In 2018, he was named Honorary Member of the Spanish Institute of Engineering in recognition of "a long and successful life dedicated to engineering" and "his skills, abilities and value as an engineer".

In 2019 was designated as a Universal Spaniard by the Independent Foundation. This award honours the career of Ignacio Galán, an engineer and prominent manager who has been leading companies in industrial and technological sectors (such as telecommunications, aeronautics and energy) in which he has profoundly changed their profile, reflecting his vision of the future and his ability to anticipate the new needs of society.

In 2019 he also received the National Innovation and Design Award 2019, in the category of Innovative Career, awarded by the Ministry of Science, Innovation and Universities, the León Award from El Español for Best Business Management 2019, was selected among the five best CEOs in the world in the 2019 Harvard Business Review ranking and was recognised as one of the 10 most influential CEOs in the world in the fight against climate change, according to Bloomberg.

That same year he was also recognised among the top five CEOs in the world in the Harvard Business Review's 2019 annual ranking.

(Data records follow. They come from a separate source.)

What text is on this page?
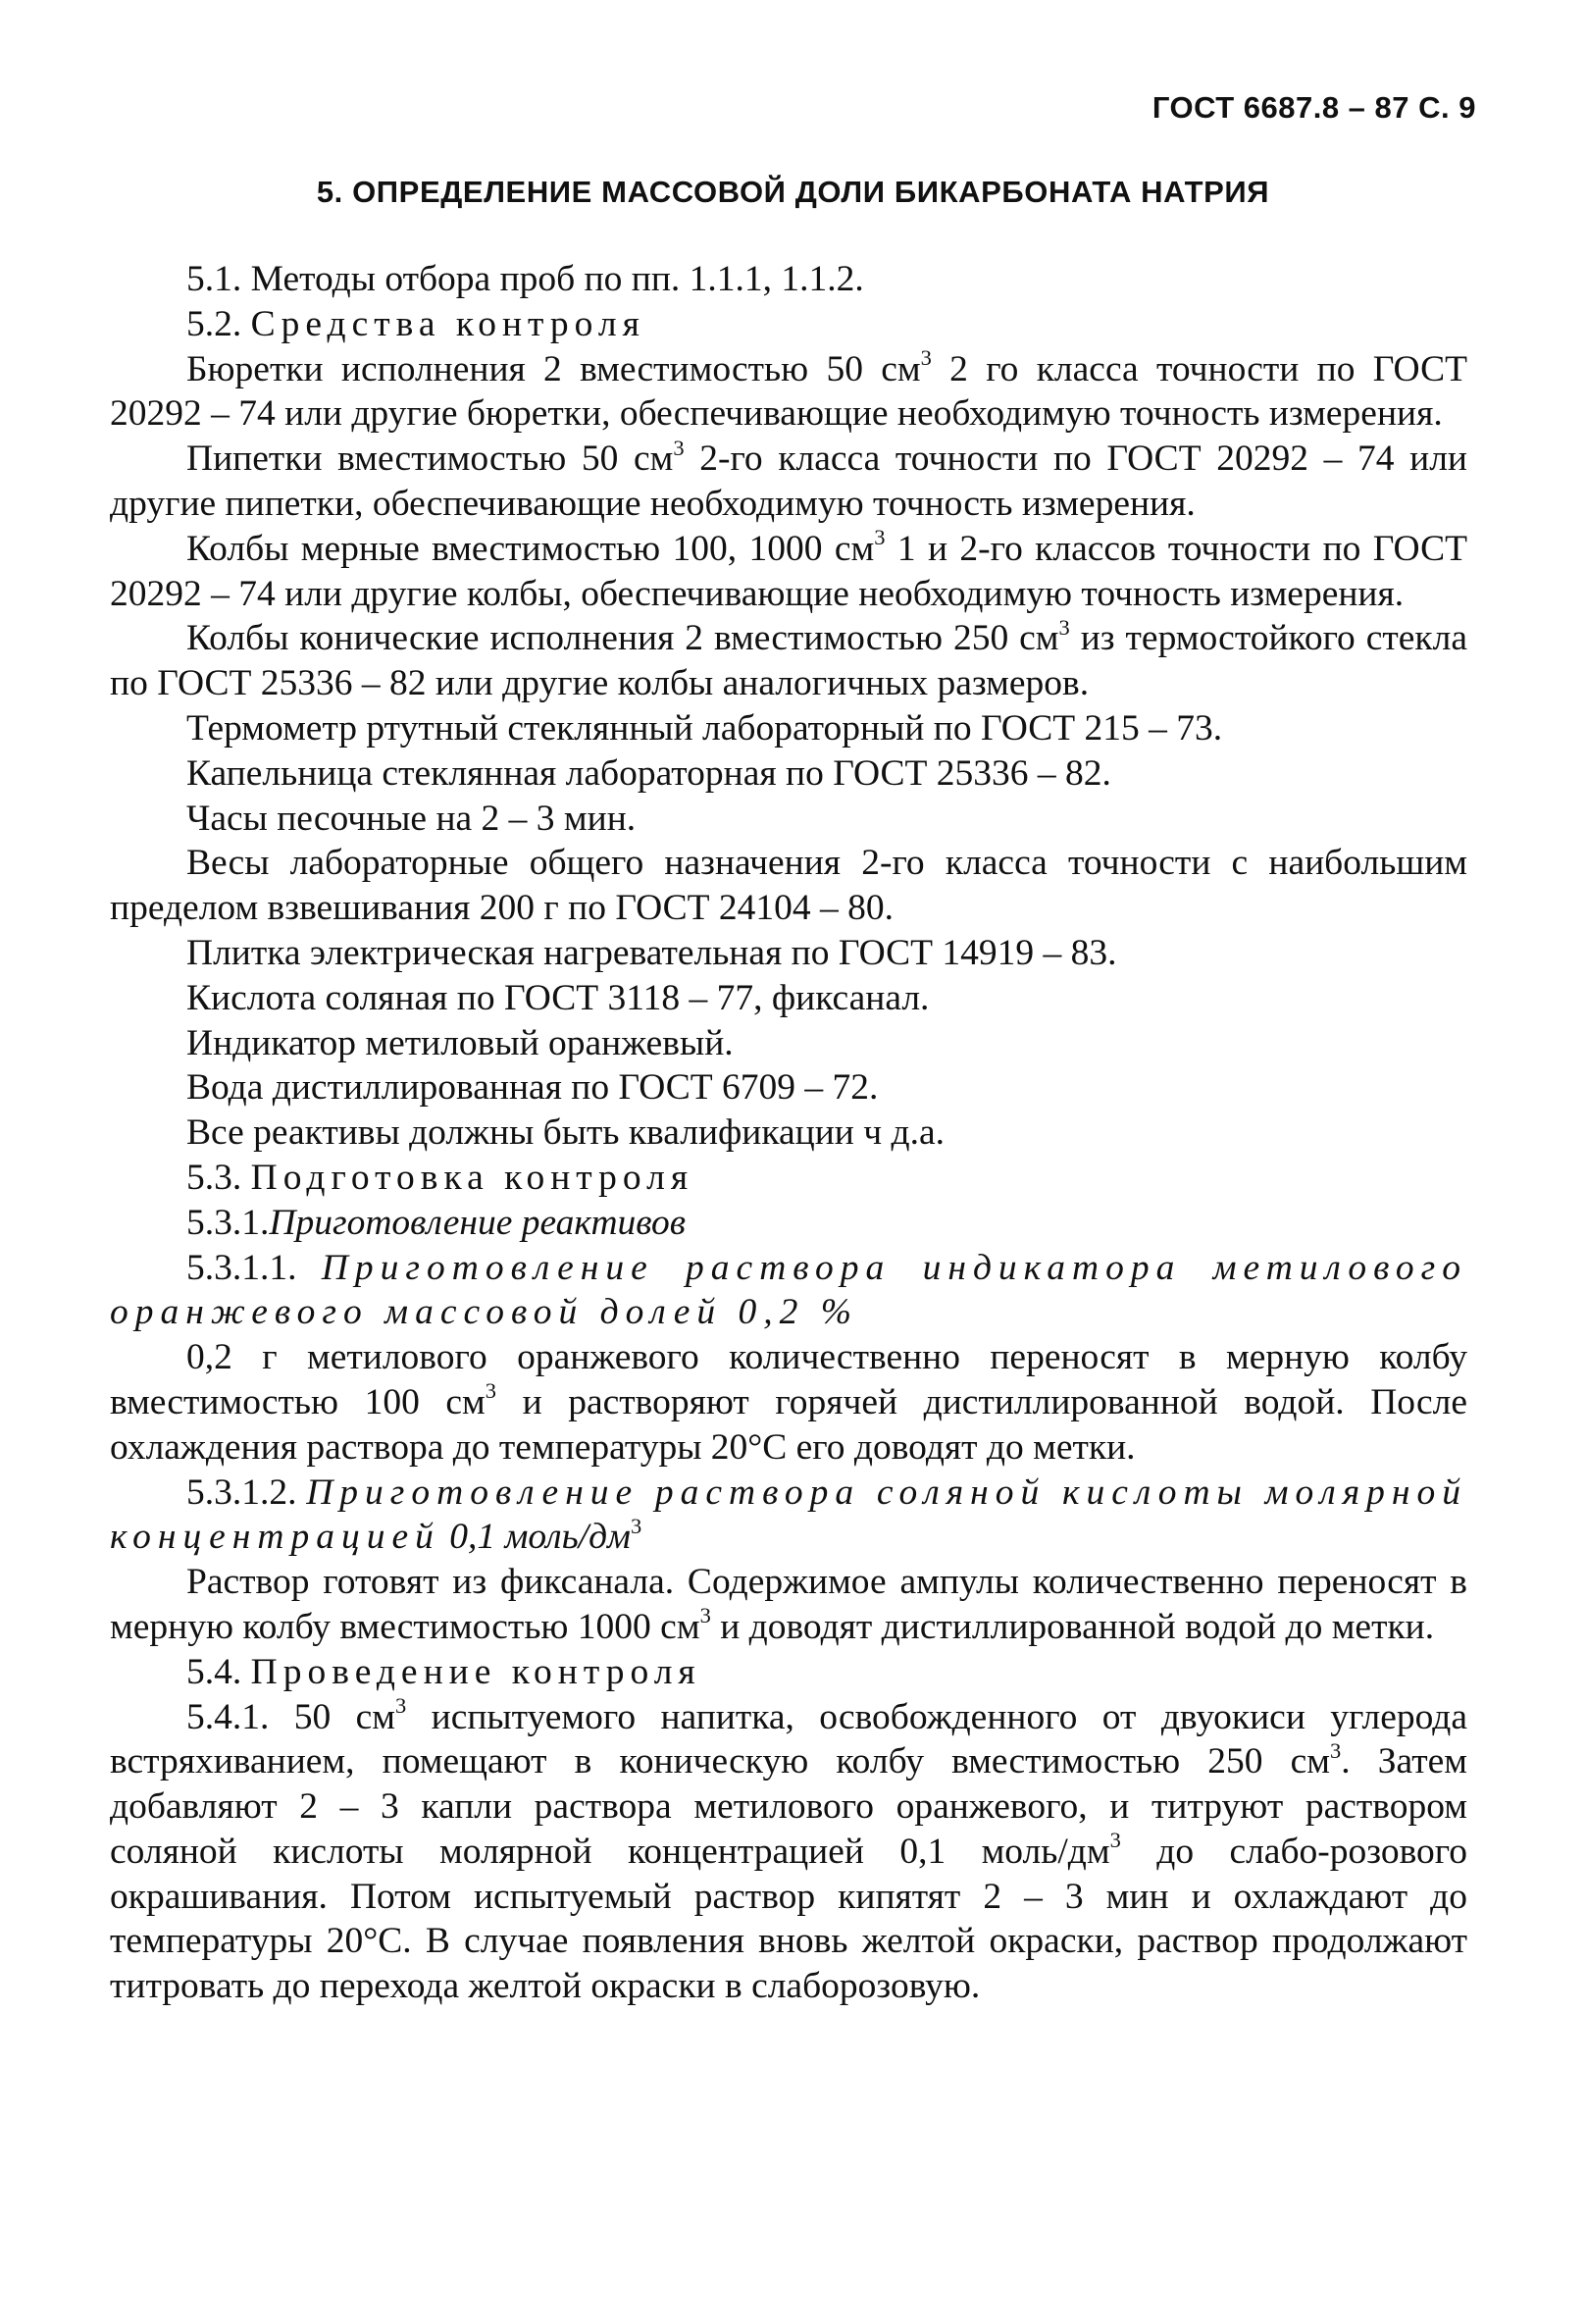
ГОСТ 6687.8 – 87 С. 9
5. ОПРЕДЕЛЕНИЕ МАССОВОЙ ДОЛИ БИКАРБОНАТА НАТРИЯ

5.1. Методы отбора проб по пп. 1.1.1, 1.1.2.

5.2. Средства контроля

Бюретки исполнения 2 вместимостью 50 $см^3$ 2 го класса точности по ГОСТ 20292 – 74 или другие бюретки, обеспечивающие необходимую точность измерения.

Пипетки вместимостью 50 $см^3$ 2-го класса точности по ГОСТ 20292 – 74 или другие пипетки, обеспечивающие необходимую точность измерения.

Колбы мерные вместимостью 100, 1000 $см^3$ 1 и 2-го классов точности по ГОСТ 20292 – 74 или другие колбы, обеспечивающие необходимую точность измерения.

Колбы конические исполнения 2 вместимостью 250 $см^3$ из термостойкого стекла по ГОСТ 25336 – 82 или другие колбы аналогичных размеров.

Термометр ртутный стеклянный лабораторный по ГОСТ 215 – 73.

Капельница стеклянная лабораторная по ГОСТ 25336 – 82.

Часы песочные на 2 – 3 мин.

Весы лабораторные общего назначения 2-го класса точности с наибольшим пределом взвешивания 200 г по ГОСТ 24104 – 80.

Плитка электрическая нагревательная по ГОСТ 14919 – 83.

Кислота соляная по ГОСТ 3118 – 77, фиксанал.

Индикатор метиловый оранжевый.

Вода дистиллированная по ГОСТ 6709 – 72.

Все реактивы должны быть квалификации ч д.а.

5.3. Подготовка контроля

5.3.1.Приготовление реактивов

5.3.1.1. Приготовление раствора индикатора метилового оранжевого массовой долей 0,2 %

0,2 г метилового оранжевого количественно переносят в мерную колбу вместимостью 100 $см^3$ и растворяют горячей дистиллированной водой. После охлаждения раствора до температуры 20°С его доводят до метки.

5.3.1.2. Приготовление раствора соляной кислоты молярной концентрацией 0,1 моль/$дм^3$

Раствор готовят из фиксанала. Содержимое ампулы количественно переносят в мерную колбу вместимостью 1000 $см^3$ и доводят дистиллированной водой до метки.

5.4. Проведение контроля

5.4.1. 50 $см^3$ испытуемого напитка, освобожденного от двуокиси углерода встряхиванием, помещают в коническую колбу вместимостью 250 $см^3$. Затем добавляют 2 – 3 капли раствора метилового оранжевого, и титруют раствором соляной кислоты молярной концентрацией 0,1 моль/$дм^3$ до слабо-розового окрашивания. Потом испытуемый раствор кипятят 2 – 3 мин и охлаждают до температуры 20°С. В случае появления вновь желтой окраски, раствор продолжают титровать до перехода желтой окраски в слаборозовую.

In 2020 he won the Alfonso de Salas Award for Economic Personality of the Year, awarded by the newspaper elEconomista, the Management Leadership Award by the Spanish Association for Quality (AEC), the Honour Award of the VII Awards for the Best Executive of Castilla y León, organised by Castilla y León Económica, the Forinvest 2020 Award for professional career21 and the National Innovation and Design Award for Innovative Career, awarded by the Ministry of Science, Innovation and Universities.

In 2023, Ignacio Galán has been awarded the inaugural Foreign Policy Association's ESG Leadership Award during their annual dinner at New York's Harvard Club. The award recognizes business leaders who have shown a strong commitment to incorporating ESG (Environmental, Social, and Governance) principles into their business strategies. Governor George Pataki, New York's former governor, presented the award, commending Galán's visionary approach and social responsibility in leading Iberdrola's growth and advancements in renewable energy. Galán highlighted Iberdrola's ongoing commitment to ESG principles, emphasizing the compatibility of decarbonization and value creation. The event also honored General Mark Milley, the Chairman of the Joint Chiefs of Staff, and Joaquin Duato, Chairman & CEO of Johnson & Johnson, for their notable contributions. Galan also received the Business Leadership in Energy Transition 2023 Award from the Energy Newspaper.

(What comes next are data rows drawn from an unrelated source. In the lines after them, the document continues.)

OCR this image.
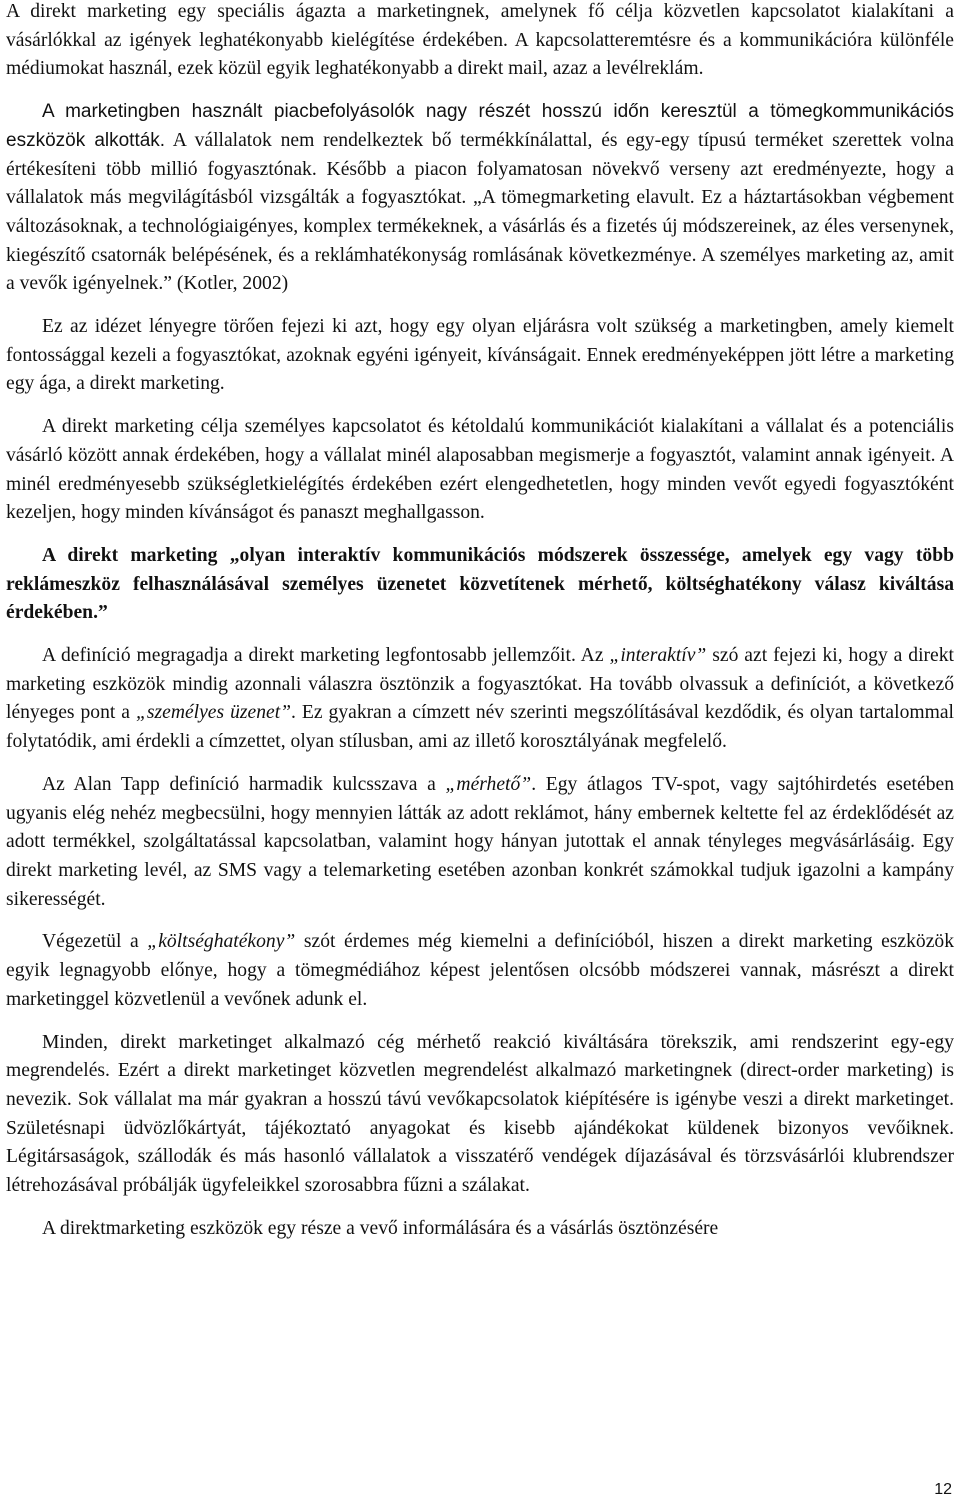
A direkt marketing egy speciális ágazta a marketingnek, amelynek fő célja közvetlen kapcsolatot kialakítani a vásárlókkal az igények leghatékonyabb kielégítése érdekében. A kapcsolatteremtésre és a kommunikációra különféle médiumokat használ, ezek közül egyik leghatékonyabb a direkt mail, azaz a levélreklám.

A marketingben használt piacbefolyásolók nagy részét hosszú időn keresztül a tömegkommunikációs eszközök alkották. A vállalatok nem rendelkeztek bő termékkínálattal, és egy-egy típusú terméket szerettek volna értékesíteni több millió fogyasztónak. Később a piacon folyamatosan növekvő verseny azt eredményezte, hogy a vállalatok más megvilágításból vizsgálták a fogyasztókat. „A tömegmarketing elavult. Ez a háztartásokban végbement változásoknak, a technológiaigényes, komplex termékeknek, a vásárlás és a fizetés új módszereinek, az éles versenynek, kiegészítő csatornák belépésének, és a reklámhatékonyság romlásának következménye. A személyes marketing az, amit a vevők igényelnek.” (Kotler, 2002)

Ez az idézet lényegre törően fejezi ki azt, hogy egy olyan eljárásra volt szükség a marketingben, amely kiemelt fontossággal kezeli a fogyasztókat, azoknak egyéni igényeit, kívánságait. Ennek eredményeképpen jött létre a marketing egy ága, a direkt marketing.

A direkt marketing célja személyes kapcsolatot és kétoldalú kommunikációt kialakítani a vállalat és a potenciális vásárló között annak érdekében, hogy a vállalat minél alaposabban megismerje a fogyasztót, valamint annak igényeit. A minél eredményesebb szükségletkielégítés érdekében ezért elengedhetetlen, hogy minden vevőt egyedi fogyasztóként kezeljen, hogy minden kívánságot és panaszt meghallgasson.

A direkt marketing „olyan interaktív kommunikációs módszerek összessége, amelyek egy vagy több reklámeszköz felhasználásával személyes üzenetet közvetítenek mérhető, költséghatékony válasz kiváltása érdekében.”

A definíció megragadja a direkt marketing legfontosabb jellemzőit. Az „interaktív” szó azt fejezi ki, hogy a direkt marketing eszközök mindig azonnali válaszra ösztönzik a fogyasztókat. Ha tovább olvassuk a definíciót, a következő lényeges pont a „személyes üzenet”. Ez gyakran a címzett név szerinti megszólításával kezdődik, és olyan tartalommal folytatódik, ami érdekli a címzettet, olyan stílusban, ami az illető korosztályának megfelelő.

Az Alan Tapp definíció harmadik kulcsszava a „mérhető”. Egy átlagos TV-spot, vagy sajtóhirdetés esetében ugyanis elég nehéz megbecsülni, hogy mennyien látták az adott reklámot, hány embernek keltette fel az érdeklődését az adott termékkel, szolgáltatással kapcsolatban, valamint hogy hányan jutottak el annak tényleges megvásárlásáig. Egy direkt marketing levél, az SMS vagy a telemarketing esetében azonban konkrét számokkal tudjuk igazolni a kampány sikerességét.

Végezetül a „költséghatékony” szót érdemes még kiemelni a definícióból, hiszen a direkt marketing eszközök egyik legnagyobb előnye, hogy a tömegmédiához képest jelentősen olcsóbb módszerei vannak, másrészt a direkt marketinggel közvetlenül a vevőnek adunk el.

Minden, direkt marketinget alkalmazó cég mérhető reakció kiváltására törekszik, ami rendszerint egy-egy megrendelés. Ezért a direkt marketinget közvetlen megrendelést alkalmazó marketingnek (direct-order marketing) is nevezik. Sok vállalat ma már gyakran a hosszú távú vevőkapcsolatok kiépítésére is igénybe veszi a direkt marketinget. Születésnapi üdvözlőkártyát, tájékoztató anyagokat és kisebb ajándékokat küldenek bizonyos vevőiknek. Légitársaságok, szállodák és más hasonló vállalatok a visszatérő vendégek díjazásával és törzsvásárlói klubrendszer létrehozásával próbálják ügyfeleikkel szorosabbra fűzni a szálakat.

A direktmarketing eszközök egy része a vevő informálására és a vásárlás ösztönzésére

12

In 2023 Ignacio Galán has been included by Time into the first TIME100 Climate list, recognizing the 100 most innovative leaders driving business climate action.

In June 2025, Ignacio Galán received the Business Person of the Year award from UPF – Barcelona School of Management, in recognition of his business career and his leadership in the energy transformation process.

In October 2025, Galán was recognized as the Best Chief Executive of the European utilities sector at the Extel Europe & Emerging EMEA Equities Awards, honors that acknowledge excellence in management and investor relations within the European business sphere.

In October 2025, Mr. Galan also received in Qatar the Al-Attiya International Energy Award, recognising his Lifetime Achievement in Renewable Energy.